A home builder says a competitor copied its name online and quietly captured its leads
A Louisiana home builder says a competitor cloned its brand online - and quietly siphoned off its customers.
That accusation anchors a lawsuit filed June 9, 2026 in federal court in New Orleans. C-T Homes, which builds under the name Cretin Townsend Homes, is suing rival Andries Builders and an affiliated company, Andries Mortgage, over a website the plaintiff says was designed to impersonate it and capture business meant for the real company.
Start with who C-T Homes says it is. The builder has worked in Louisiana since 1976 and has operated as Cretin Townsend Homes since a 2017 merger with Townsend Homes. The company says it sells more than 150 homes a year, builds projects that each top $300,000, and pours "up to seven figures annually" into advertising - Google, Facebook, Instagram, YouTube, TikTok, billboards, and tie-ins with Nicholls State University and Southeastern Louisiana University.
Then comes the website. The suit says the defendants registered "cretintownsend.com" on October 28, 2025, lifting the plaintiff's trade name word for word. The filing claims the lookalike site mimicked C-T Homes closely and, according to the plaintiff, appeared as the third listing in search results.
The how is what should make builders and agents sit up. According to the filing, the fake site offered a contact form that "iteratively extracts valuable consumer information" - names, emails, project details - and sent every entry to a site the defendants controlled. An automated email then nudged those visitors toward the defendants' own business, the suit says, with follow-up messages to close the loop. C-T Homes says neither it nor the consumers knew the leads were being harvested.
The stakes, in the plaintiff's telling, were not small. The suit says each diverted inquiry could represent a construction contract "worth in excess of $300,000.00." Worse, it says, customers who got no reply assumed Cretin Townsend Homes had simply ignored them - a hit to the builder's reputation.
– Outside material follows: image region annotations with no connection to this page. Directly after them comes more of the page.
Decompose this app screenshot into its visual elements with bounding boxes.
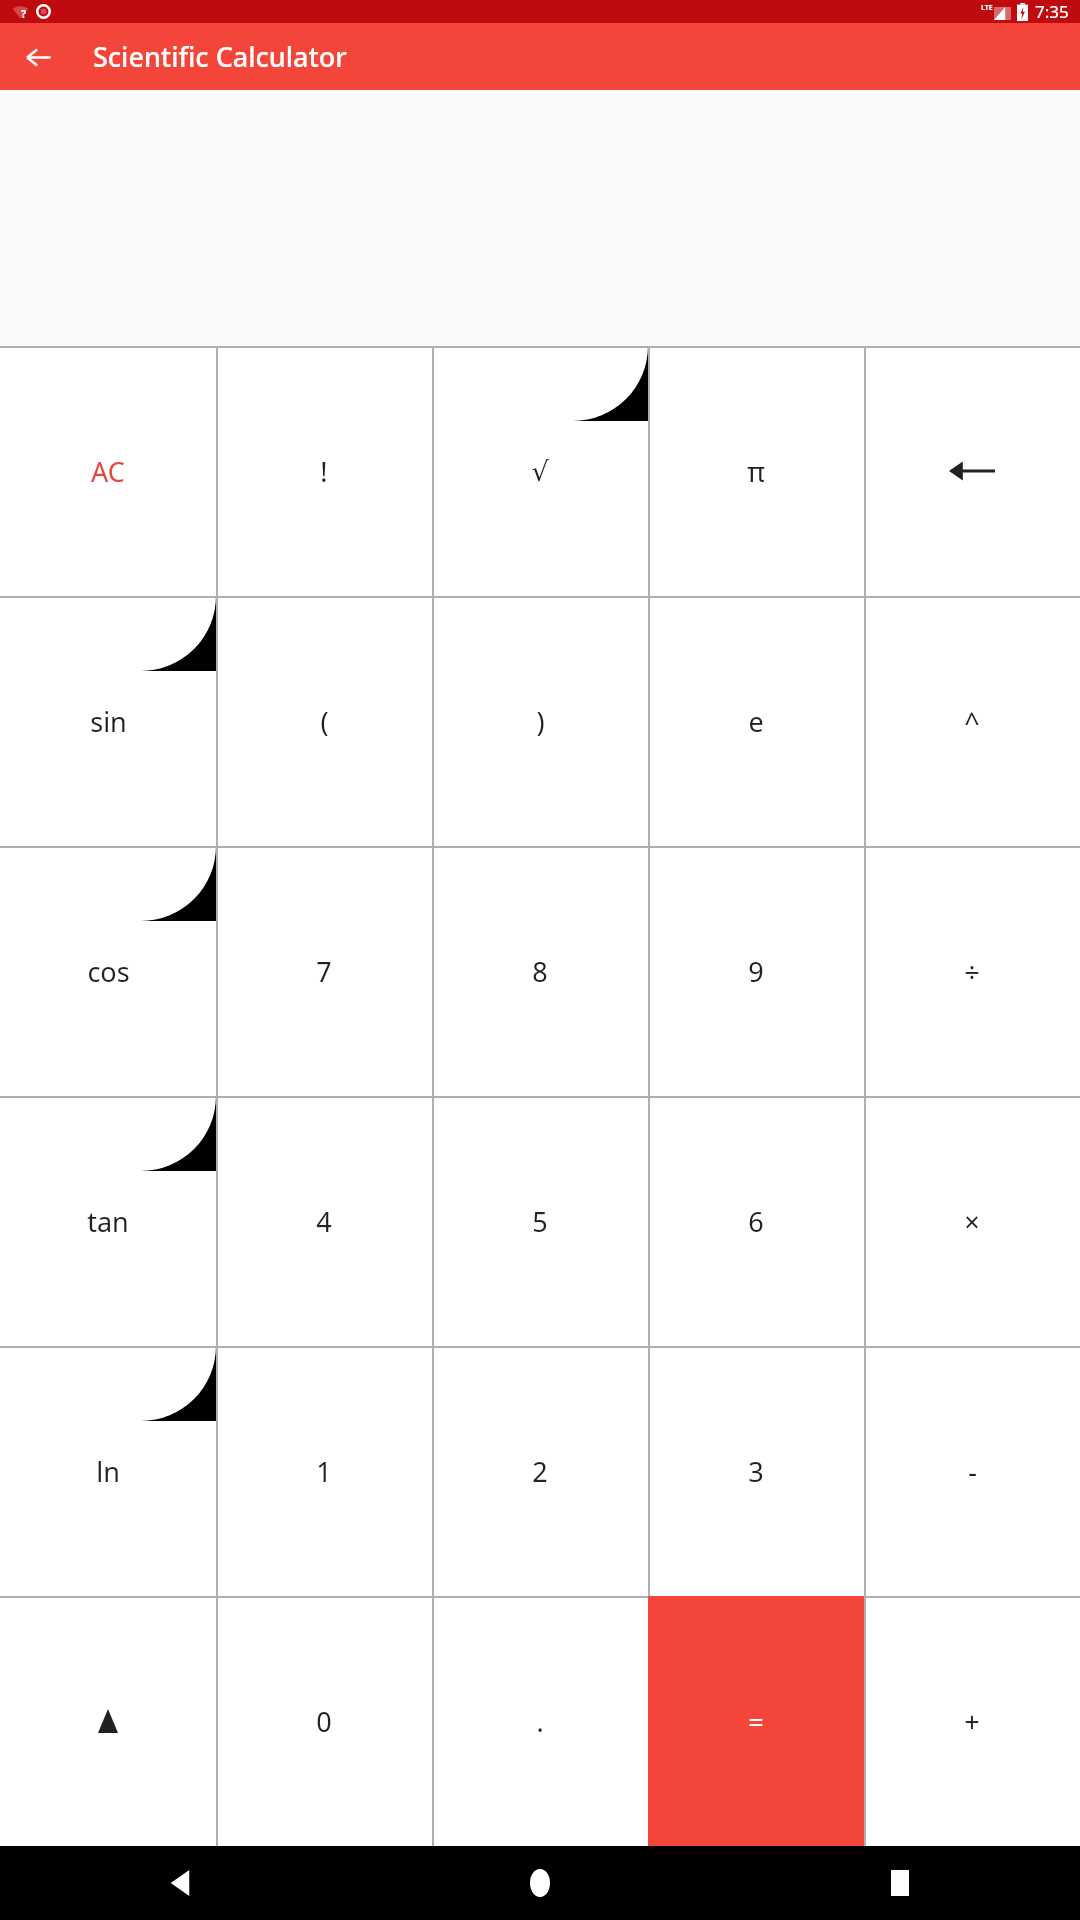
- staticText: +: [964, 1703, 980, 1740]
- button[interactable]: √: [432, 346, 648, 596]
- button[interactable]: -: [864, 1346, 1080, 1596]
- staticText: ?: [21, 6, 27, 21]
- staticText: -: [968, 1453, 977, 1490]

The filing also flags how the site disappeared. It says that shortly after an unauthorized communication with the defendants, the site went dark - timing the plaintiff argues "strongly suggests" an effort to "conceal its misconduct and destroy all evidence." That reading belongs to the plaintiff. The defendants have not responded to it.
One clarification on the second defendant. Andries Mortgage is named in the case, but the lawsuit accuses it of no specific act beyond providing, "on information and belief," mortgage and lending services to Andries Builders' customers in the same market. The conduct at the center of the suit is the builder's.
C-T Homes brings three claims: false designation of origin and unfair competition under the federal Lanham Act, cybersquatting under the same law, and unfair trade practices under Louisiana statute. It wants the court to cancel or transfer the domain, block any use of its name, force the return of captured customer data, and award damages - including statutory damages of up to $100,000 per domain and tripled damages.
The lesson for the industry lands cleanly. In a business built on referrals and online leads, your brand is only as protected as the web addresses and search rankings surrounding it. A rival's contact form wearing your name can quietly drain deals long before you spot it.
For now, these remain allegations. The defendants have not filed a response, and no court has ruled on any claim.